Having primary sources is important, but having different perspectives on experiences beyond those that are lived is enriching. Oppenheimer said the benefits of diversity do not discriminate by subject or profession.
“When you bring together people with different backgrounds and experiences, including people with different ages, religions, races, ethnicities, genders, disabilities, economic classes, they will make better decisions,” Oppenheimer said. “In a classroom, they’ll learn more and teach more. In a science lab, they’ll make more significant discoveries. In government, they will come up with more innovative public policies. And in business, they’ll make more money.”
Diversity changes the texture of discussion, but university decisions are threatening its future.
“Stand-alone diversity statements will no longer be permitted in recruitments,” Katherine Newman, UC provost and executive vice president of academic affairs, wrote in a letter to campus leaders in March 2025.
Oppenheimer said UC’s decision to stop requiring diversity statements in hiring is a change that affects more than paperwork, citing potential consequences of disallowing stand-alone diversity statements in recruiting.
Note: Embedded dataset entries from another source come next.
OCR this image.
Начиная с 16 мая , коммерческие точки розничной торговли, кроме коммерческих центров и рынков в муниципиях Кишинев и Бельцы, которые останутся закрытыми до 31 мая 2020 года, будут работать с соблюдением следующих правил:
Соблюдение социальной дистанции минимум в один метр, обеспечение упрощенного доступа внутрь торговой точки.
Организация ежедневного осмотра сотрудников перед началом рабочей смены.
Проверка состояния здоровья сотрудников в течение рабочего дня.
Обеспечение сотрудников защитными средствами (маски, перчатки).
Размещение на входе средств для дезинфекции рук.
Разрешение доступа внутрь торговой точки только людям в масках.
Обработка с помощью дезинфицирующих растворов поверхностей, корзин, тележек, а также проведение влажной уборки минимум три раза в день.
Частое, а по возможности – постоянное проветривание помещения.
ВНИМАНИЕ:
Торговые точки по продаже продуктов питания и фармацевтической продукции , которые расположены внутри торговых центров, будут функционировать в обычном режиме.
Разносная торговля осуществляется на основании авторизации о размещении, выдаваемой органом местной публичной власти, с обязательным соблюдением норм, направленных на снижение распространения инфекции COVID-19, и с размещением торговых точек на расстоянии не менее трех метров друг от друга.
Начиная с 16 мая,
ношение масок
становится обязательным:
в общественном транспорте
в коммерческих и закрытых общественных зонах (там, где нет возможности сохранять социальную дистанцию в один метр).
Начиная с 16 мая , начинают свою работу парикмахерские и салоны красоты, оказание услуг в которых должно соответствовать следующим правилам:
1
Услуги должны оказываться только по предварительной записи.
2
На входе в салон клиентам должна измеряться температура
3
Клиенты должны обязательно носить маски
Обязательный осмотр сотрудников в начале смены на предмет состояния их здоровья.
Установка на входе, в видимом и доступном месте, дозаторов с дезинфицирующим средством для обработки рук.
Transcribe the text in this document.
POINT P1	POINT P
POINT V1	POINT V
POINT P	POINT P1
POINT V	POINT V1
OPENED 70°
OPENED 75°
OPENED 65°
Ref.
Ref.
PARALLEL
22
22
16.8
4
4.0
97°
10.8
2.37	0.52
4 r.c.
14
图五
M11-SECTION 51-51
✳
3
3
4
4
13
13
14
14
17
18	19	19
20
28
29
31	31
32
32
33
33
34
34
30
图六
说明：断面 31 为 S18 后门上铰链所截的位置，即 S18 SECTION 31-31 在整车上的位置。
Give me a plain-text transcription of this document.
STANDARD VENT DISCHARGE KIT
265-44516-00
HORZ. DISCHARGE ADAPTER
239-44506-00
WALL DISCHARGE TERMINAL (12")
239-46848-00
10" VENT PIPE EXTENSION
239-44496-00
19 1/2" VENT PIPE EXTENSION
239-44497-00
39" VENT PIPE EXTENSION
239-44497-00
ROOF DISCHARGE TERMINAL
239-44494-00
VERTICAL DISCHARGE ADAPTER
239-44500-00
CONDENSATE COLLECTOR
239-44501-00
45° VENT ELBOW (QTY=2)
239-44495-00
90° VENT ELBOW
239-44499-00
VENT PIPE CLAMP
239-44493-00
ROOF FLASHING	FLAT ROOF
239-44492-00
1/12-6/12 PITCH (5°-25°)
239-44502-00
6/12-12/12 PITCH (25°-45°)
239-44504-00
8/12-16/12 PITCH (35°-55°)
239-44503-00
“They stop getting answers,” Oppenheimer said. “But more importantly, they stop telling their faculty that self-examination on this question is of some value.”
A settlement proposal the Trump administration sent to UCLA last year demanded sweeping changes to diversity policies, including eliminating diversity statements in hiring and reviewing university programs tied to diversity, equity and inclusion.
Students hear the Trump administration frame DEI as a political issue about who gets opportunities. Yet, that argument fails to consider what DEI contributes to a classroom or why universities spent decades building these programs in the first place.
Debates about merit also rely on narrow measures.
“(People) assume, for example, that a test like the SAT or LSAT or MCAT or GRE is simply a test of merit,” said Oppenheimer. “It is equally, if not more, a test of parental income, a test of family wealth, a test of class status, a test of prior educational experience.”
Critics claim DEI initiatives weaken academic standards by lowering expectations in the name of equity.
“That’s not true,” Oppenheimer countered. “What diversity, equity and inclusion programs do is broaden the pool and require us to be more self-reflective. I think that means we raise our standards.”
Universities frame changes to DEI programs and requirements as minor adjustments. UC leaders said in a statement that the University’s values and commitment to its mission have not changed.
Oppenheimer said that the real concern lies elsewhere.
“I’m more worried about anticipatory compliance, where universities are reducing their commitment to diversity, than I am about renaming offices,” he said.
For students watching these shifts, the response cannot be silence. Universities are communities shaped by the people inside them.
“This is a time when all of us at the university – students, faculty, staff and leadership at all levels – need to be courageous,” Oppenheimer said.